The Department of Environmental & Scientific Theology builds on the foundation of biblical studies to develop a theology of science that undergirds environmental theology, geopolitical theology, medical theology, and scientific theology. The theology of science is the branch of theology and scientific studies that attempts to theologically evaluate scientific inquiry. Several important theological issues arise in this inquiry including the nature of revelation, special providence, continuing creation, and special divine action. This discussion impacts the Christian's understanding of creation and God's immanence and thus the past, present, and future nature of the mission of God in the physical world and the believer's relation to both scientific thought and the call to participate in the missio dei.
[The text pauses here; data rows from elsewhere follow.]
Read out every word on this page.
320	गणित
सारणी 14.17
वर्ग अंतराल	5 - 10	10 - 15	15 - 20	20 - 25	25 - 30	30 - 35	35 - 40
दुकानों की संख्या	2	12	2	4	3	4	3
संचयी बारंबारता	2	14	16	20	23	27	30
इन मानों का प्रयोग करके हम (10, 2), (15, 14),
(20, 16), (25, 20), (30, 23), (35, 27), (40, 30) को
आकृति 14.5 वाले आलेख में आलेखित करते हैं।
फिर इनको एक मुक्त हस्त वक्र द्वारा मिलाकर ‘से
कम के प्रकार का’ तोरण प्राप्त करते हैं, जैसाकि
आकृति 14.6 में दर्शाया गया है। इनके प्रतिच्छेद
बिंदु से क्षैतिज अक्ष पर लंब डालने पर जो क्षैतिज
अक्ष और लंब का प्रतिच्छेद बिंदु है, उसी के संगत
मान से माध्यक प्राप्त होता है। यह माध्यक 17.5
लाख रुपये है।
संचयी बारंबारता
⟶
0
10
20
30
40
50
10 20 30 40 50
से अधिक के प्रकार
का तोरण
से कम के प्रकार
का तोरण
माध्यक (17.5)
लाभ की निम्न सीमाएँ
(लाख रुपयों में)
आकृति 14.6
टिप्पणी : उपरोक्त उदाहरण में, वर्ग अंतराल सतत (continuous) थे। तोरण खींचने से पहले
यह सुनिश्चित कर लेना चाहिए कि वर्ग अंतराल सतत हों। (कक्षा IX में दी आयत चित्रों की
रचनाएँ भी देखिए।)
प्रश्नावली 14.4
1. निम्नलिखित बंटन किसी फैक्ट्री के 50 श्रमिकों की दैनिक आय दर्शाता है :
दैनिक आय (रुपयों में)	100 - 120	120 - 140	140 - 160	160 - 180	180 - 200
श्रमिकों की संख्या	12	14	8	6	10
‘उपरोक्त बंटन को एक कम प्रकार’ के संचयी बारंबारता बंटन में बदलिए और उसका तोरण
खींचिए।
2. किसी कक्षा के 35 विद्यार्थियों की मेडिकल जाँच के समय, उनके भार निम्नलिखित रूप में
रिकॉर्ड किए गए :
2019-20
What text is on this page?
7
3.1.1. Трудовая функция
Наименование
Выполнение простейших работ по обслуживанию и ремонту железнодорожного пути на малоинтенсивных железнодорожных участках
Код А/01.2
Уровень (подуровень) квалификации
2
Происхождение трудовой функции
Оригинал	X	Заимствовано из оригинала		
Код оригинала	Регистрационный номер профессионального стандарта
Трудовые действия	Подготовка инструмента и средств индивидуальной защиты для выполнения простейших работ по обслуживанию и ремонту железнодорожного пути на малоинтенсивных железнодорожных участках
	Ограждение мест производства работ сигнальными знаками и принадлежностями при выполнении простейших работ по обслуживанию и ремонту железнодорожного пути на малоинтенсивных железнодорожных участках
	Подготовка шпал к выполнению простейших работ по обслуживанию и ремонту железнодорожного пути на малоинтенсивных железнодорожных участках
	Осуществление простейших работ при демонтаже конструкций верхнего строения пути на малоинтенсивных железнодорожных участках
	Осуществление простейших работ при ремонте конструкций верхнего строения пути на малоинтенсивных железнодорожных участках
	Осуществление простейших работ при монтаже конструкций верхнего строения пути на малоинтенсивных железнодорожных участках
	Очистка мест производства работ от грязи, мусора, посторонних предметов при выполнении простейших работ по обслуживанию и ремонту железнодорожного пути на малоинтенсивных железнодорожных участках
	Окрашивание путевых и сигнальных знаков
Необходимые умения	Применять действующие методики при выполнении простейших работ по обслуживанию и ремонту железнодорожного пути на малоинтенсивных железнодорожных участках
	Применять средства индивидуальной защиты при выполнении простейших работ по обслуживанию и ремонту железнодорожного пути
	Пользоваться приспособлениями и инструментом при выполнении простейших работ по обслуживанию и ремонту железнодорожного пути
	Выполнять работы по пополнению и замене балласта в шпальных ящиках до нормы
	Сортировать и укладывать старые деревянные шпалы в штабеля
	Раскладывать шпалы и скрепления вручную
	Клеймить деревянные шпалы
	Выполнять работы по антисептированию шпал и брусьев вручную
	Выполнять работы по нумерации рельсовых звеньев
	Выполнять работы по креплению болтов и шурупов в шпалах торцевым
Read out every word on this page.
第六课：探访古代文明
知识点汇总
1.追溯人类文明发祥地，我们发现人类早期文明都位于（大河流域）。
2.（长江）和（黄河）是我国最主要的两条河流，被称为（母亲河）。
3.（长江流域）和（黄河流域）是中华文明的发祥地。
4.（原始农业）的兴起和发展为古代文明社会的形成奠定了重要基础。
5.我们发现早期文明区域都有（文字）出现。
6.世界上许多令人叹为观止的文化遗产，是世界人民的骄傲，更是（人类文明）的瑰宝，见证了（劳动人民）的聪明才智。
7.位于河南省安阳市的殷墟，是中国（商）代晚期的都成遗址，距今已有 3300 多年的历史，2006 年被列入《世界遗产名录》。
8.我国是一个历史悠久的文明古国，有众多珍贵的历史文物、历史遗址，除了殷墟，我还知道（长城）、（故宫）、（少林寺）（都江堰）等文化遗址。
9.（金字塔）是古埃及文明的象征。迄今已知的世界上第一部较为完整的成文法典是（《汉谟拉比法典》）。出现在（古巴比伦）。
Humans are intimately bound up with the rest of creation. We have been charged with its care but failed to do so. Non-human creation and human civilisation is under threat. Environmental Theology takes seriously human roles and responsibility, our failure, and God's concern for all he has made. Geopolitical theology takes the relationship between geography, culture, and the socio-political environment seriously as it addresses the Christian's responsibility in those contexts. Medical theology takes seriously the numerous passages of scripture that deal with various forms of trauma that lead to suffering including illness and healthcare, disability, mental illness, and death. Scientific theology addresses the current theological environment as theologians across the theological spectrum wrestle with issues in astrotheology, theophysics, geotheology, biotheology, and neurotheology -- all from an evangelical perspective.
The Department of Environmental & Scientific Theology challenges students to consider God's redemptive plan as inclusive of all of creation and to combine a scientific understanding of the issues with a biblically-informed worldview. Students are equipped to engage creatively in a holistic mission that reconciles people with God, each other, and the non-human creation.